Now here’s where my “fancy cooking” falls apart.  I don’t think red wine and shrimp go together.  But the white I had open is too sweet to drink with dinner, and I didn’t want to open a drier white so red sounded like a good choice.  Whether it paired appropriately, I don’t care, it was delicious.

I also don’t think shrimp and cheese are usually combined.  Most seafood and cheese, for that matter.  But most of my seafood consumption comes from sushi, so there’s obviously no cheese there.  But pasta and cheese go together for me, so I went with the parmesan and enjoyed the heck out of it.

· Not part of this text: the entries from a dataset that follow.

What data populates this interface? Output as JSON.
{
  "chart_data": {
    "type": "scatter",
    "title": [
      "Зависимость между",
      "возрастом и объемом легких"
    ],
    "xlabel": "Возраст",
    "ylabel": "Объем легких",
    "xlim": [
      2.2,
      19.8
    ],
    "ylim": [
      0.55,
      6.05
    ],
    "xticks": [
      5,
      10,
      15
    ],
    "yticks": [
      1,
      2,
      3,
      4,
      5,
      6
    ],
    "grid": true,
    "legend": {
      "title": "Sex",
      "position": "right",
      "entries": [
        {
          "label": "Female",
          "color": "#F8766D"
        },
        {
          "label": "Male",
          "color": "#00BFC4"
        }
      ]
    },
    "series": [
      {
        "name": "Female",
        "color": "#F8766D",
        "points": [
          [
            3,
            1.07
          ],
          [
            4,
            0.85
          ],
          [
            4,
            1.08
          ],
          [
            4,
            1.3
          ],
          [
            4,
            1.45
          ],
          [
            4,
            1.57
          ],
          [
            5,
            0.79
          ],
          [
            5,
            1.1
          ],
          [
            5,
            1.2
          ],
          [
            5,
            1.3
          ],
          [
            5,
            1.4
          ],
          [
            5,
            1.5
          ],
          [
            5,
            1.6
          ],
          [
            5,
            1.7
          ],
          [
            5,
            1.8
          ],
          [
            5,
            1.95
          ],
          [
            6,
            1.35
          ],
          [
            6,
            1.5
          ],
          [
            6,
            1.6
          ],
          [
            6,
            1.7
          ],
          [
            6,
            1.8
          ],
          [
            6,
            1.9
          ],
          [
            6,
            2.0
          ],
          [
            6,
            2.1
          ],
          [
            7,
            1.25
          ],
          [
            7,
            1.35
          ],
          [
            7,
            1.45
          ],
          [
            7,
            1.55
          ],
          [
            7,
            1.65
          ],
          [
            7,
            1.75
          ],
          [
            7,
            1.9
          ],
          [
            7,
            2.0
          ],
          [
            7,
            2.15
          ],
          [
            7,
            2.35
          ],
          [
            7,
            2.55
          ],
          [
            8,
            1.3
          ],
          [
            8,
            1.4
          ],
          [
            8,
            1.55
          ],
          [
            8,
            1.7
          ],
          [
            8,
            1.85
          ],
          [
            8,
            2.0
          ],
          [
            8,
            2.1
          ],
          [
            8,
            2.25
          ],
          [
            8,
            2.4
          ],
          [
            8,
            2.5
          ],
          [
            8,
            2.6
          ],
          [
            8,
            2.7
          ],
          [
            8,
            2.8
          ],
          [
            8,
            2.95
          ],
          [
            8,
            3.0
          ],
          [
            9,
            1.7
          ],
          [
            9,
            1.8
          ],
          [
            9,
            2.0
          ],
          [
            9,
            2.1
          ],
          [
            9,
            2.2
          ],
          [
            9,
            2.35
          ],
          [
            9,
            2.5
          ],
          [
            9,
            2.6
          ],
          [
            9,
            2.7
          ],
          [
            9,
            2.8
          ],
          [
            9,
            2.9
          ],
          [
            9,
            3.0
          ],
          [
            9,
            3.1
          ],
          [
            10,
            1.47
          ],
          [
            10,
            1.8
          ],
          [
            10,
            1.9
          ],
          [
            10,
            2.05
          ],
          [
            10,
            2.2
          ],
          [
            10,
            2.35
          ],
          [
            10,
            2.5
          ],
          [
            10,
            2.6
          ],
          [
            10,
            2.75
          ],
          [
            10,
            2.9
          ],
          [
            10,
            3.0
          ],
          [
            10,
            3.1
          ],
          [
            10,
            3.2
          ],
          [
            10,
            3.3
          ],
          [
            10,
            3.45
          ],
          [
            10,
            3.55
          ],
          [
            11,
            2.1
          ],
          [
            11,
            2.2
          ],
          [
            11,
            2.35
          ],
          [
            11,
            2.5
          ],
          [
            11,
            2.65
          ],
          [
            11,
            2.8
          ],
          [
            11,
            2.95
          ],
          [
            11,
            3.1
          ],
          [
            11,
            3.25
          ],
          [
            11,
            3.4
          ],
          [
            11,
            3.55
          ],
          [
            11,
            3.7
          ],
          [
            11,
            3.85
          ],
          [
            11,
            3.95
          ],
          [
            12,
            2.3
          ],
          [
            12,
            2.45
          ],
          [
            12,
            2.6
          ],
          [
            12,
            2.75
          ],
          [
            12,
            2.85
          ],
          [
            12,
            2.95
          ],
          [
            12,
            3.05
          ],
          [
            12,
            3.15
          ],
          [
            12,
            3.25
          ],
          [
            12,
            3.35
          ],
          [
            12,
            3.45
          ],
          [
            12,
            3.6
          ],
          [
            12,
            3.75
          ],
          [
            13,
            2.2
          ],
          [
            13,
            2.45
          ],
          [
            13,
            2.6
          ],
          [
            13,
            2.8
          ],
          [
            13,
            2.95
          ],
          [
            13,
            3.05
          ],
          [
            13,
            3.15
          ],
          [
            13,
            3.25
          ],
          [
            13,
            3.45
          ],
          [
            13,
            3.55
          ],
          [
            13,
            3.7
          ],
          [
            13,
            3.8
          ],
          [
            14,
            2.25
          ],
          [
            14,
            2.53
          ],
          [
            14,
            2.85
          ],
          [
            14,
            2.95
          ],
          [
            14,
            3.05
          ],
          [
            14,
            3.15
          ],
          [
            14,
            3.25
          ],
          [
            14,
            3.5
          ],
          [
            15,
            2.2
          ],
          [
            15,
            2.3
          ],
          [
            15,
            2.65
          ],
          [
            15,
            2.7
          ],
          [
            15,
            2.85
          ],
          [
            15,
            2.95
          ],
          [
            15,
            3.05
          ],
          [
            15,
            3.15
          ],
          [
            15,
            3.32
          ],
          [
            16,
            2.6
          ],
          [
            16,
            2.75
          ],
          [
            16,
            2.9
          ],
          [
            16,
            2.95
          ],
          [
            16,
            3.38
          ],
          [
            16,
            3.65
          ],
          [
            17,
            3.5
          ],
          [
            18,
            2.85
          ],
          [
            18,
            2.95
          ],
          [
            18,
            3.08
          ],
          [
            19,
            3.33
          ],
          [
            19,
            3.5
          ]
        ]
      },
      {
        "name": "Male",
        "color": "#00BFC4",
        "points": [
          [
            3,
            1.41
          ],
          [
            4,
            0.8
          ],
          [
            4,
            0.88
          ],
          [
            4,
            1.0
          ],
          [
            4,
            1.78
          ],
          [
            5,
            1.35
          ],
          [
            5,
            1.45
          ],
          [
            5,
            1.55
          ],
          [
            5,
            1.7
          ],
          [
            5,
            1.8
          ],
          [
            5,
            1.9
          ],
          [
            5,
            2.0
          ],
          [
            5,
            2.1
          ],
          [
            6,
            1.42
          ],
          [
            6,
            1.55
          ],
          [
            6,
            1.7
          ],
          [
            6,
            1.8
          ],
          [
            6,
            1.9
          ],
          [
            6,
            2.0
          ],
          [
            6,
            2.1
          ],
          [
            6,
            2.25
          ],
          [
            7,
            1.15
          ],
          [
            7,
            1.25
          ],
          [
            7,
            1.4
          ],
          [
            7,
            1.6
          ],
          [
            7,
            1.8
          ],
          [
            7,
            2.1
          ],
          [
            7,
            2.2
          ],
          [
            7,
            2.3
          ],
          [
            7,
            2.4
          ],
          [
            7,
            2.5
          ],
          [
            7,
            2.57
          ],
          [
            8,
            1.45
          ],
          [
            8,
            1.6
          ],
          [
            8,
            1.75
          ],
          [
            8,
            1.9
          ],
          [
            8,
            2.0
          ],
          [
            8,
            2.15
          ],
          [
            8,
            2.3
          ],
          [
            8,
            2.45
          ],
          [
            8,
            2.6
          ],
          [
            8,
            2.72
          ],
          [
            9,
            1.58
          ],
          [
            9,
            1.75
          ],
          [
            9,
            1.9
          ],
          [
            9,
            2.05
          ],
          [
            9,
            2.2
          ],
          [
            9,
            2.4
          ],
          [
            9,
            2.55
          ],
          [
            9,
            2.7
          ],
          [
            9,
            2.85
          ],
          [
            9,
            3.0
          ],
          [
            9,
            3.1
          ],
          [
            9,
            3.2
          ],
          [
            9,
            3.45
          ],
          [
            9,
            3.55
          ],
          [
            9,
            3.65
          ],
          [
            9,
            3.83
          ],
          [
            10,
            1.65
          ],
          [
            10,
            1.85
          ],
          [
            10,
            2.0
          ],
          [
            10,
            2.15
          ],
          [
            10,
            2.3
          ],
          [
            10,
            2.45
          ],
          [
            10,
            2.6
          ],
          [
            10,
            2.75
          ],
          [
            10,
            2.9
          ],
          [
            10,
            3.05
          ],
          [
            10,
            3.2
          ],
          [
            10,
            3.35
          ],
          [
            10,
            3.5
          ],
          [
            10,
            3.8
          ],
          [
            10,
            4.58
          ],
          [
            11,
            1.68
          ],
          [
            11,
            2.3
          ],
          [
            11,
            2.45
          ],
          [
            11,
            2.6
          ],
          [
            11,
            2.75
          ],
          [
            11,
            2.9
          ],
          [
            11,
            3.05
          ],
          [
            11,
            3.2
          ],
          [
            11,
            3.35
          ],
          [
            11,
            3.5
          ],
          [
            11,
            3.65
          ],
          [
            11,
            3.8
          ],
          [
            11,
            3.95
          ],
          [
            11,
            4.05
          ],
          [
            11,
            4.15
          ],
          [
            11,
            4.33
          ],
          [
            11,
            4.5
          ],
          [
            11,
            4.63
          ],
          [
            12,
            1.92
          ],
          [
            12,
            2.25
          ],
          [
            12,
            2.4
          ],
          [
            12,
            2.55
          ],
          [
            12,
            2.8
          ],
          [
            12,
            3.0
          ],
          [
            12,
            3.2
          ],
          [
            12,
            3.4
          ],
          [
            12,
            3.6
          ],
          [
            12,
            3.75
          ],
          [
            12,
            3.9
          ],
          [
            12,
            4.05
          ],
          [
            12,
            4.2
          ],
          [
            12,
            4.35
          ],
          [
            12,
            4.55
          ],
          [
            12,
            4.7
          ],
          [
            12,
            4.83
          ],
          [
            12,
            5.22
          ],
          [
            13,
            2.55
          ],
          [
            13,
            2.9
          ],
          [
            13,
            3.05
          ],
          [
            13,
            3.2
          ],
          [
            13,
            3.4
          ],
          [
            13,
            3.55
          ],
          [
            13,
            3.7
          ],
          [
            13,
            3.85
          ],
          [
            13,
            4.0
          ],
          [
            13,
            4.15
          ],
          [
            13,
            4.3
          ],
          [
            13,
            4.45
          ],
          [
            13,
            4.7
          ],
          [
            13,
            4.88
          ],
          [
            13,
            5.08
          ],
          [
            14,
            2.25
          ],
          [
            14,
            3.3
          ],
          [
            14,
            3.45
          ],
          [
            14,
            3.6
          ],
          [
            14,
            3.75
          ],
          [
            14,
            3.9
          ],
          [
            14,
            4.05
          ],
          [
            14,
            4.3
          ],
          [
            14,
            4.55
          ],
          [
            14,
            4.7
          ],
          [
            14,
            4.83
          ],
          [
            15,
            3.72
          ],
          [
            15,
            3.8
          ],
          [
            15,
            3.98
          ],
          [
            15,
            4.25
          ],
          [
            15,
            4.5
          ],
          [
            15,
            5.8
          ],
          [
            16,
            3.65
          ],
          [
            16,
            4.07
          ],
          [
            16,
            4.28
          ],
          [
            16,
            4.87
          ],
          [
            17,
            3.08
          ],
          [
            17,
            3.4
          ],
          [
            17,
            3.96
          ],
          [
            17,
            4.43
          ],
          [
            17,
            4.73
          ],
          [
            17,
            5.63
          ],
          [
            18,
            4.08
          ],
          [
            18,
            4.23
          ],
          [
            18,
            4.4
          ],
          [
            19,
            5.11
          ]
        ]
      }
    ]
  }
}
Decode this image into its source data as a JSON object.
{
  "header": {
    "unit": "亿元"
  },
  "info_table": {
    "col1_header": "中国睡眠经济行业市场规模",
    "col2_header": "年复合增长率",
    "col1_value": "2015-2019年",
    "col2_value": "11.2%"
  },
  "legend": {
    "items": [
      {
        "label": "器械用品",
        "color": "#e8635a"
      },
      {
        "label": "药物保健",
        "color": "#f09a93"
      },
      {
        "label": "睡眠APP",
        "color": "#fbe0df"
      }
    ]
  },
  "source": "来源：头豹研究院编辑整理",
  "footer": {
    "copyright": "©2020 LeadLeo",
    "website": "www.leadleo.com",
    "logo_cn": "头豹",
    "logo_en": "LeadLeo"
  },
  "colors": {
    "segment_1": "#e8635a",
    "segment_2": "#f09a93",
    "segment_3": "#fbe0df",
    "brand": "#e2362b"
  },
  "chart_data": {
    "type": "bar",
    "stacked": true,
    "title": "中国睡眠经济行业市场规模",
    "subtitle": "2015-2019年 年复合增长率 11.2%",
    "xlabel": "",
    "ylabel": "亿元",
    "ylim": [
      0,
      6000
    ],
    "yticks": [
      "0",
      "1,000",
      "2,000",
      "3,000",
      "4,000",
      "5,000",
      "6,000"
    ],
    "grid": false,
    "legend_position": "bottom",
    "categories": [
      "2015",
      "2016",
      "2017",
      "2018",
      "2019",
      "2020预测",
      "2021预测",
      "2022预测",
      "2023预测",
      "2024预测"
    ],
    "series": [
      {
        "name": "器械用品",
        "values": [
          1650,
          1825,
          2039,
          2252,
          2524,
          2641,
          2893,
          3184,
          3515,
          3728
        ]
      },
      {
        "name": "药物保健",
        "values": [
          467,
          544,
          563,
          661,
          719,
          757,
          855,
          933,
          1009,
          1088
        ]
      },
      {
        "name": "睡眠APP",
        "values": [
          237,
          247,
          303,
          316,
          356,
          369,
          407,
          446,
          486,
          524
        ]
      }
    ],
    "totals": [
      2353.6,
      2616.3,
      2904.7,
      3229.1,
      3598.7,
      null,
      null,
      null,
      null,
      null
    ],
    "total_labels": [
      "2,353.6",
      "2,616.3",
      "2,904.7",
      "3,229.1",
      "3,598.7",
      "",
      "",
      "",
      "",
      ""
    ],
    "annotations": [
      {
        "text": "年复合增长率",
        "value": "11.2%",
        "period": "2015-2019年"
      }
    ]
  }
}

Also, the fettuccine stuck together something wicked.  I don’t think I’ve ever cooked this kind of noodle before.  I tend to have a lot of macaroni, rotini and bowtie pasta.  For long noodles, it is spaghetti or lasagna. While lasagna is its own challenge, I’ve never had so many noodles stick together as I did with this.  I did just dump it in the pan and wander away for a while before stirring, which I’m sure didn’t help.  I think I’ve read that adding a splash of olive oil on top of the water before adding the pasta is supposed to help keep it from sticking.  So I ended up needing to cook it a little longer than 12 minutes because some ends of the noodles were stuck together and hadn’t cooked through.

Basically I’m having trouble dealing with the fact that I sort of failed at making pasta.  Really though, I thought it turned out well for something I threw together half-assed after some great inspiration!

Have you ever had pasta problems?  Sticky noodles?  What tricks do you recommend?



Leave a Comment
  1. hinsone / Jul 30 2012 8:55 PM

    Pasta is tricky… for something that’s “supposedly” easy. I will say the oil is useless.. it just floats on the water, and then if some does get on the pasta the sauce doesn’t stick. (You didn’t use “sauce” per se but same idea). I think a lot of the old food rules have gone out the window. I think fettucini and clams usually has cheese but I could be wrong. Also the wine thing is out the window too…. (especially in restaurants) they figured out they sell more if they let you drink what you want. Don’t like red wine, but we refuse to serve you a Chardonnay with your steak? Well that’s a 12$ glass of wine we didn’t sell and now you get mad and don’t come back. So drink what you like!

    Does Deepa have a subscription now? I tried to add mine and it wasn’t working and she said she was working on it.. guess I’ve missed a bunch of posts too.. oops!

    • Emily / Jul 30 2012 11:14 PM

      I cook a metric shitton of macaroni and small pastas, and have never had a problem before. I blame the long flat noodle. Silly. I won’t try the oil idea then, thanks for debunking that. And I don’t think I’ve seen a restaurant deny someone a drink that didn’t “go,” I just acknowledge being a total noob regarding proper pairing. I’ll keep drinking what I like, but I might feel silly about it now and then!

      I “subscribed” by adding her blog to my rss feed, so not quite the same as subscribing to get it in my email. Serves the same purpose for me though. She has been a busy blogger!

  2. laurenquartz / Jul 31 2012 7:47 AM

    We had pasta with shrimp last night too! Must have been something in the air…

    As far as pasta, really the best way I’ve found to keep it from sticking is to stir it fairly consistently as it’s cooking. The olive oil doesn’t help too much as it’s cooking, but it does keep pasta from sticking when you take it out of the pot, which is nice if you can’t put your sauce on it right away.

    • Emily / Aug 1 2012 10:54 AM

      Better watch out if there are shrimp in the air! 😉 I guess I’ll just be a more attentive cook. Not stirring for 5-8 minutes isn’t okay! Okay you’re right, now that I’m thinking back, the tip on the oil was more for afterwards, like if you’re cooling it for pasta salad. I usually have lots of extra pasta to eat from for a few days so I may need to try the oil once to see if I can find a balance between sticky pasta, and something the sauce won’t stay on.

  3. Deepa Reddy / Aug 1 2012 10:47 AM

    I think I like your version better! The addition of broccoli & tomatoes were an inspired touch! And love the shot with Fry. That is one cool cat!